Two days. Two days, I'm sitting in my room, staring at my computer screen. I don't want to see anyone. I texted Liam and told him I was sick. I think I really am. My stomach hurts all the time. Apparently, he's angrier than I thought. Damn, don't do anything stupid... Come back. We missed three days, three e-mails, but he can still come back. He just needs time. Time to stop being mad at me. Only now, we just haven't the time.

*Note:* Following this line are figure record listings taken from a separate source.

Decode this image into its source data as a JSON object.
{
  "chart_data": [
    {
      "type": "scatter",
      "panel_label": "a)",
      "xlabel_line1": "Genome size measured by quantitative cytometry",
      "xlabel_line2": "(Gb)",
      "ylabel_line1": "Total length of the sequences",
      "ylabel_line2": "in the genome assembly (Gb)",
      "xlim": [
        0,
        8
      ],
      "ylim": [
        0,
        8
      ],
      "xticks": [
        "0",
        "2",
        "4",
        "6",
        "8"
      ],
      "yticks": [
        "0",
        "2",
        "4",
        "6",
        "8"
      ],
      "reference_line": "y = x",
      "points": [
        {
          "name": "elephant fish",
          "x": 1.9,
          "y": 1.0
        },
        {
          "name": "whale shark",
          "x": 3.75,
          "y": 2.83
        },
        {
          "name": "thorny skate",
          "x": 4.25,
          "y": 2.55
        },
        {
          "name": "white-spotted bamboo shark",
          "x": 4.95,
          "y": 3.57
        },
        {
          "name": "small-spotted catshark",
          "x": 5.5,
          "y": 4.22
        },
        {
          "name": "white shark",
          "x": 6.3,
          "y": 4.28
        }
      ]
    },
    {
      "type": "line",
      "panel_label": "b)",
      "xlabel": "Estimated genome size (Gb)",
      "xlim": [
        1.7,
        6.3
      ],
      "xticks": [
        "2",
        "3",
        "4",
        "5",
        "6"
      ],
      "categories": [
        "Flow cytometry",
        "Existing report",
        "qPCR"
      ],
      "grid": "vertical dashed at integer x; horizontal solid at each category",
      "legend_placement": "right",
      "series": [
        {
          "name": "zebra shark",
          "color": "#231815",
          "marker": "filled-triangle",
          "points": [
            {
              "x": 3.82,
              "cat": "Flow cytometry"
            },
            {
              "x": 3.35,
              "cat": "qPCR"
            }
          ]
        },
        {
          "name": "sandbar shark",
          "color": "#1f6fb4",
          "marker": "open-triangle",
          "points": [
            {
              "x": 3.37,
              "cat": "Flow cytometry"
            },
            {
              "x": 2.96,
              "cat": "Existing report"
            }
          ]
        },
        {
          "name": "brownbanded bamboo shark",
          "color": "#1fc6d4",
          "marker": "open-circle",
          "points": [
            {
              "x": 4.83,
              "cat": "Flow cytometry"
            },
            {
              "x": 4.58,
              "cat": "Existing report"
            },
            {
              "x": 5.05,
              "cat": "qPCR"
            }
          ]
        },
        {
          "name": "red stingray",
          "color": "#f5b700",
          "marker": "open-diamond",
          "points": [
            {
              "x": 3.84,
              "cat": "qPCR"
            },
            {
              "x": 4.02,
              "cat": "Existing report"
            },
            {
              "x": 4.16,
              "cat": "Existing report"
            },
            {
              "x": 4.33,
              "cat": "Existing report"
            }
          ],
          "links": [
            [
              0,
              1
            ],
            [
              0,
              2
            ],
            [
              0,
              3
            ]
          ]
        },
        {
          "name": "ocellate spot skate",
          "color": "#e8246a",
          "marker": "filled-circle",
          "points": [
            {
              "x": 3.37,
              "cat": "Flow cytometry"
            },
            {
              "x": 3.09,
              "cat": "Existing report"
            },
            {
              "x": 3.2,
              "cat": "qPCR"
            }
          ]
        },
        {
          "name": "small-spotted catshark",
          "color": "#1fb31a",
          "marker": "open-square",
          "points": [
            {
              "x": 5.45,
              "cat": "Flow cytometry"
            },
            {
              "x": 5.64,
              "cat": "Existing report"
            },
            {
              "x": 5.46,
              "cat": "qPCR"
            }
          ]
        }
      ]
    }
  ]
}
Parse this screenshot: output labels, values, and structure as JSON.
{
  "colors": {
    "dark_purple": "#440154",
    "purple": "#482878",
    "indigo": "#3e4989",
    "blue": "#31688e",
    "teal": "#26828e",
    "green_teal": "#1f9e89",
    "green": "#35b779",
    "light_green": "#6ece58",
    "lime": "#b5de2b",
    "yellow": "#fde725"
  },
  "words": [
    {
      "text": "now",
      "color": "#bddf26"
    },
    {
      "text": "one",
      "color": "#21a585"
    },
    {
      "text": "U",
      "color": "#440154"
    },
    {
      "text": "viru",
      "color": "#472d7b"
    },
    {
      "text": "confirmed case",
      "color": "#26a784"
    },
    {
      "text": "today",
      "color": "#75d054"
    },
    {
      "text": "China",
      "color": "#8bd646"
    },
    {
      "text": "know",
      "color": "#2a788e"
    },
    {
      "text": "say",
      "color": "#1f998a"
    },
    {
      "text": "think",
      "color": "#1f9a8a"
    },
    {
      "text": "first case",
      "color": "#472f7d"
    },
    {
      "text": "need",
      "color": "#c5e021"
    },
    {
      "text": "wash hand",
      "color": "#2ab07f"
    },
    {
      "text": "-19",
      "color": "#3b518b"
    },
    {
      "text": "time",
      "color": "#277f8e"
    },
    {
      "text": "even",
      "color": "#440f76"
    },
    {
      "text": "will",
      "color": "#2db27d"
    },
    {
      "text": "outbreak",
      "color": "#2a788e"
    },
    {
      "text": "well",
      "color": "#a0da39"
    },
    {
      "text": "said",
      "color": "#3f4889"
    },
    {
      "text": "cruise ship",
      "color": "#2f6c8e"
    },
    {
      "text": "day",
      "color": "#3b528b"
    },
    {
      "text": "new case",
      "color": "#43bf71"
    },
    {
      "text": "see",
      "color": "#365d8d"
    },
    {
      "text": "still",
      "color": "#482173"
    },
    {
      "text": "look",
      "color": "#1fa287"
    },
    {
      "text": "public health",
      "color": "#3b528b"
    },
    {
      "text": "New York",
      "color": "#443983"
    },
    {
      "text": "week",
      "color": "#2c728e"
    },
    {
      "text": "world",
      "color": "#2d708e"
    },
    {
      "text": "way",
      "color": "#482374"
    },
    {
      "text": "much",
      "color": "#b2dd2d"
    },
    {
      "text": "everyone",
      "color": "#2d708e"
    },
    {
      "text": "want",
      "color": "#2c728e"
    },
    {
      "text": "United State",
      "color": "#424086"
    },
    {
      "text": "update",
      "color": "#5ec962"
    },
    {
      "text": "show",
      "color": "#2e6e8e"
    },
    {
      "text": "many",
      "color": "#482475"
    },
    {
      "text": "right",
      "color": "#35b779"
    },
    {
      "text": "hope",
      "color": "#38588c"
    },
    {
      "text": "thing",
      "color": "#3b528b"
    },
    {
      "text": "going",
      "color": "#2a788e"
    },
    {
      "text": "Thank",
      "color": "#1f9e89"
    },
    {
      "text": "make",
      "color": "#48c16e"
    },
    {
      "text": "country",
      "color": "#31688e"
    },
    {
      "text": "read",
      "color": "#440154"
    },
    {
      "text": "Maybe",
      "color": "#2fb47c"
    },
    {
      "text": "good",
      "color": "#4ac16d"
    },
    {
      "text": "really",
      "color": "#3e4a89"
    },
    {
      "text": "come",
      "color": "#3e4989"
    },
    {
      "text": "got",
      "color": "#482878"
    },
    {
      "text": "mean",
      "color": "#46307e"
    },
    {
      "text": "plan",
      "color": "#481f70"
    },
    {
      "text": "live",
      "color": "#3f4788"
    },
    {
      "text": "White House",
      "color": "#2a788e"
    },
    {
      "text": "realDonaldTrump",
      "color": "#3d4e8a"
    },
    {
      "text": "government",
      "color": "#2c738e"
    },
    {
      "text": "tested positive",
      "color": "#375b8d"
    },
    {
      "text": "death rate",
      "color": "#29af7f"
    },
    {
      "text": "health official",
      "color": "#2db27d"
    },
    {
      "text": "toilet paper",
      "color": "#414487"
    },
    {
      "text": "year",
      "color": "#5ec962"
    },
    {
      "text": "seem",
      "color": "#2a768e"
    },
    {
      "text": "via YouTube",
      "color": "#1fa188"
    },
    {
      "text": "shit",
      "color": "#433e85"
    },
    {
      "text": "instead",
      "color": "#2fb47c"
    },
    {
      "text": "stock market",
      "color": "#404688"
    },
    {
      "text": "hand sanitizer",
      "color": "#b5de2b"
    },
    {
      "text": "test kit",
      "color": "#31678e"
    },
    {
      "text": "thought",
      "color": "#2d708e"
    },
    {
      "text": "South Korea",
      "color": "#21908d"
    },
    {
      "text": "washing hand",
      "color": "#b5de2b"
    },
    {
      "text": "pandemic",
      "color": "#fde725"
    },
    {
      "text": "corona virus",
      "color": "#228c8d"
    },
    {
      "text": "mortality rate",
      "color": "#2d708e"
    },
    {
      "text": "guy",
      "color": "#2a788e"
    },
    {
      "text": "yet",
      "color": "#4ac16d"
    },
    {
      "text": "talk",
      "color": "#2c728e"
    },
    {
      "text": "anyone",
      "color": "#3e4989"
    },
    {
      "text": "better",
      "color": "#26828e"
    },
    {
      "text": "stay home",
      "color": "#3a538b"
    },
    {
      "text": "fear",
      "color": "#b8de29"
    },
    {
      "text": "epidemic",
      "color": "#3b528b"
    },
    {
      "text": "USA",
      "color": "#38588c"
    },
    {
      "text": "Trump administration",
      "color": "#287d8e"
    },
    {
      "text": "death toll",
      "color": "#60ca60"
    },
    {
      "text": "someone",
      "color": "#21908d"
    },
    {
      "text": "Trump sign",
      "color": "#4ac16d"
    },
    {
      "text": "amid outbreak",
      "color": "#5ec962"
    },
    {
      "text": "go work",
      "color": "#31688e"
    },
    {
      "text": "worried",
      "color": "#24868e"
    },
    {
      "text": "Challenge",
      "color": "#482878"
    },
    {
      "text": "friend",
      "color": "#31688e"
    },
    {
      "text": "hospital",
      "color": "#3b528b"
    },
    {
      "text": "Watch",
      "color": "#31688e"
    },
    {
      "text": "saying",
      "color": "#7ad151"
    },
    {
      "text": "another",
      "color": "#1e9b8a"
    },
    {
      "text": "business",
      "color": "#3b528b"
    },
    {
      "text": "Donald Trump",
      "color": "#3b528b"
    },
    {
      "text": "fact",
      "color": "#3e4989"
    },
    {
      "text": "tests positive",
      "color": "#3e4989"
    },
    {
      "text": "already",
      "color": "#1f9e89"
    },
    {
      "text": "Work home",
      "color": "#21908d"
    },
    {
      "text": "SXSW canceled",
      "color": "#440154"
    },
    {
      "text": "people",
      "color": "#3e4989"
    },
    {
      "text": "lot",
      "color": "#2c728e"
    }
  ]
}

Only 7 days left. Fuck, Anonym, please, come back.
D-6 THE LACK.
Three days. Three days since he went missing. I refuse to admit he's not coming back. I miss him. I know I didn't always hear from him for 94 days. Didn't get any answer because he didn't want to talk. But this time it's different because now he's gone. Even if he didn't answer, he was here. His profile was here. I knew he'd been sitting behind his monitor for at least a few seconds, thinking about me. Every day, to read my messages, he had to go to my page and see my photo. And to send him these messages, I had to go over his page and see a black square that replaced his photo. It was the thread that connected us. Even if he didn't talk to me, I knew he remembered me every day. But now that he's gone, is he still thinking about me? In the days when he closed in himself, I could just go to his profile to calm down. Even if it was completely empty, I needed to read his nickname to feel better. Six big black letters. ANONYM. Six letters that reminded me he was real. I never told anyone about him, not even Liam. He was my personal secret. And when he ignored me for days, his nickname, his page, reminded me that he actually existed. That any student at the University could see his profile. And now that he's gone, I feel like he never existed. Three days is not a lot, but if you live 94 days with the habit of sending a countdown every day and knowing that it will be read accurately, then when it all disappears, you absolutely don't know what to do. That's the way it is now. Without Anonym, without sending emails, I don't know what to do. I've got this fucking phrase in my head all the time. "We only begin to appreciate what we have when we lose it." That shitty cliché hits me in the face like a punch. I miss him. I really miss him.
And even if I refuse to admit it, deep inside, I've realized for a long time ago that I've lost them both. It hurts the most.
D-5 THE NEED.
"Where's Styles?"
"Look, who's back."
"Fuck, Liam, don't be a jerk. Answer me, is he here or not?"